This unique Scottish off-road challenge was as tough as it sounds and showed that our off-road vehicles might be capable of more than we think. Ben Samuelson reports.
The aim was to drive the latest range of Mercedes-Benz 4x4s from coast to coast without using public roads. How difficult could it be? It turned out that the answer was very difficult indeed. Who knew that when people walk across our island, as they often do, there isn’t just a nice track you can follow with a little convoy of G-Classes? Not only had nobody ever done it before, the leading expert on green laning in the country said that only 25 per cent or so would be possible anywhere in the UK, without long sections of road joining up scattered sections of track. But they had not counted on the brother (and sister)hood of the field sports community coming to the rescue.

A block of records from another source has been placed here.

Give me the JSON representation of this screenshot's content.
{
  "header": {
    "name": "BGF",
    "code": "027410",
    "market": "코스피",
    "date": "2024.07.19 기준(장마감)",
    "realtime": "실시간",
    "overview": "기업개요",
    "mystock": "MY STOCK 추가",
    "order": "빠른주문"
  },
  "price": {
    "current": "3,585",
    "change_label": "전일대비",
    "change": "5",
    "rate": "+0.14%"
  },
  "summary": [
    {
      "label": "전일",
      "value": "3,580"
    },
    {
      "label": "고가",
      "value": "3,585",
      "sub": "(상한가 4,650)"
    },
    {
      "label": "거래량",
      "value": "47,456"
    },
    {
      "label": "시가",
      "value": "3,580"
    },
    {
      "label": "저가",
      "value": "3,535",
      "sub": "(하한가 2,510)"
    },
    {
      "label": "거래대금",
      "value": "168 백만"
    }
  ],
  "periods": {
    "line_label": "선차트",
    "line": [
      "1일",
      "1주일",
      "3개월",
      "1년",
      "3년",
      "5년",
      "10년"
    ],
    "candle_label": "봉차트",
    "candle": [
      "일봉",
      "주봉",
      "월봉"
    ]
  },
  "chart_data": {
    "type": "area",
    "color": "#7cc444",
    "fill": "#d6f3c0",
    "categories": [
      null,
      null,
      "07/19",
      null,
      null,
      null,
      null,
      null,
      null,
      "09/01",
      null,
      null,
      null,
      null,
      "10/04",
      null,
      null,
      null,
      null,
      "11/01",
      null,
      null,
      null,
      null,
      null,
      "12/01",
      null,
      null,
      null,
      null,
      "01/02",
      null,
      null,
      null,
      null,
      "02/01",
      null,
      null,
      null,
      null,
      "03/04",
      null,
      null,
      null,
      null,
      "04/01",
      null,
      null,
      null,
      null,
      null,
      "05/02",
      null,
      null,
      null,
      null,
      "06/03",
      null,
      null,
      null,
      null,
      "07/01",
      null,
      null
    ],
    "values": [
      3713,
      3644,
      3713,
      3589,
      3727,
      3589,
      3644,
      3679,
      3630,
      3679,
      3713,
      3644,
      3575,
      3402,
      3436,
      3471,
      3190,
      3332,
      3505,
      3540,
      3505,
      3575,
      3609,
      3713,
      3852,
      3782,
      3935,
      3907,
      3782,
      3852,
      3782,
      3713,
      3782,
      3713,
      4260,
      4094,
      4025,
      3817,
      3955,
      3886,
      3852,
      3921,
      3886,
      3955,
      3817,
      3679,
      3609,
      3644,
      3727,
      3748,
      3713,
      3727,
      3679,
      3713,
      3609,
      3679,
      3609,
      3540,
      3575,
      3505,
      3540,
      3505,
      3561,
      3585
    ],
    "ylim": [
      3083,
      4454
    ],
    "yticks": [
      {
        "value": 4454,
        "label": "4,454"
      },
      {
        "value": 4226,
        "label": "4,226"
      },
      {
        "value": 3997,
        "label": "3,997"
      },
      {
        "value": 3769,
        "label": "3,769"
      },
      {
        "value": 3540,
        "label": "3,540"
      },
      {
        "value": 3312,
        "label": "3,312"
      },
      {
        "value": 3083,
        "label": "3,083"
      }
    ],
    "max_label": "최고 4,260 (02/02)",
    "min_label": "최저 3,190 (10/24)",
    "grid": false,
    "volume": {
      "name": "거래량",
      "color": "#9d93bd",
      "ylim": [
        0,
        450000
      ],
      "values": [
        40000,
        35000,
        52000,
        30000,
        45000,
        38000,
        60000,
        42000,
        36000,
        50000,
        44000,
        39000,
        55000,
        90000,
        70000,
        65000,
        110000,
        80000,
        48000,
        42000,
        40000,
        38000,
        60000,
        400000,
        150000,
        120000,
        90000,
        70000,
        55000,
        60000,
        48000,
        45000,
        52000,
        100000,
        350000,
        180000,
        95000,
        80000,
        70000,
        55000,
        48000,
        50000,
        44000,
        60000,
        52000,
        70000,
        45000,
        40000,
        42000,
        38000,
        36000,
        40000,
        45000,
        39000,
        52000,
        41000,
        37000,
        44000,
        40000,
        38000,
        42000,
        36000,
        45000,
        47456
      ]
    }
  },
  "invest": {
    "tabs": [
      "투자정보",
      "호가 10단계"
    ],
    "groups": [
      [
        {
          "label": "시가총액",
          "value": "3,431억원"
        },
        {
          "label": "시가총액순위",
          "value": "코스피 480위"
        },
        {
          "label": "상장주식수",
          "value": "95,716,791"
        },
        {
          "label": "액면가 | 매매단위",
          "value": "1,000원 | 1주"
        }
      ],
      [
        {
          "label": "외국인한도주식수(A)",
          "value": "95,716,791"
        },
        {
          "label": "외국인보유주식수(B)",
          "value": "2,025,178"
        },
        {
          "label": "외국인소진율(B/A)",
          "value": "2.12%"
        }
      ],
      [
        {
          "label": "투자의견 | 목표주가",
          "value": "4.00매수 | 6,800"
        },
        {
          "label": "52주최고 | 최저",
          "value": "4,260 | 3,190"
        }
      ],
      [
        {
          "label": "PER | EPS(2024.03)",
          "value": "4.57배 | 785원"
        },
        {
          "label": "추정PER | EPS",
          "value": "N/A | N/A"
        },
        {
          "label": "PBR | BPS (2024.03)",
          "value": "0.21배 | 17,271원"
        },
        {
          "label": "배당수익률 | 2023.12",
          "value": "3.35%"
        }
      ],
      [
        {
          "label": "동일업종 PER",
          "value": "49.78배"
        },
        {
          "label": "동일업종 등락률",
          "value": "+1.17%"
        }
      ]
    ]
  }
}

The first link in the chain was Sam Thompson: a Hagrid-sized young stalker who used to come to our clay shoot at Abbey stead, but has now moved north – a long way north into the Scottish Highlands, the only UK landscape in which he fits to scale. Sam introduced us to Doug McAdam, boss of Scottish Land and Estates, the utterly splendid organisation that provides a much-needed voice for rural businesses in Scotland. Which, in turn was how we found ourselves sitting around Doug’s dining table a few weeks later, unfolding and refolding dozens of OS maps as we looked for a way through. Route after route was traced, and then discarded as the twin dotted lines of a track petered out half way up a glen, or came to a grinding halt at a road junction. But, miraculously, as it grew dark outside, a route that might just work started to take shape. In the very middle of it was Alladale, home of Paul Lister, who has made something of a name for himself not only for planting nearly a million native Caledonian trees but also for planning to re-introduce wolves, bears and lynx to the wild up there. Innes MacNeill, the force of nature who runs the reserve, became a lynchpin in the whole project.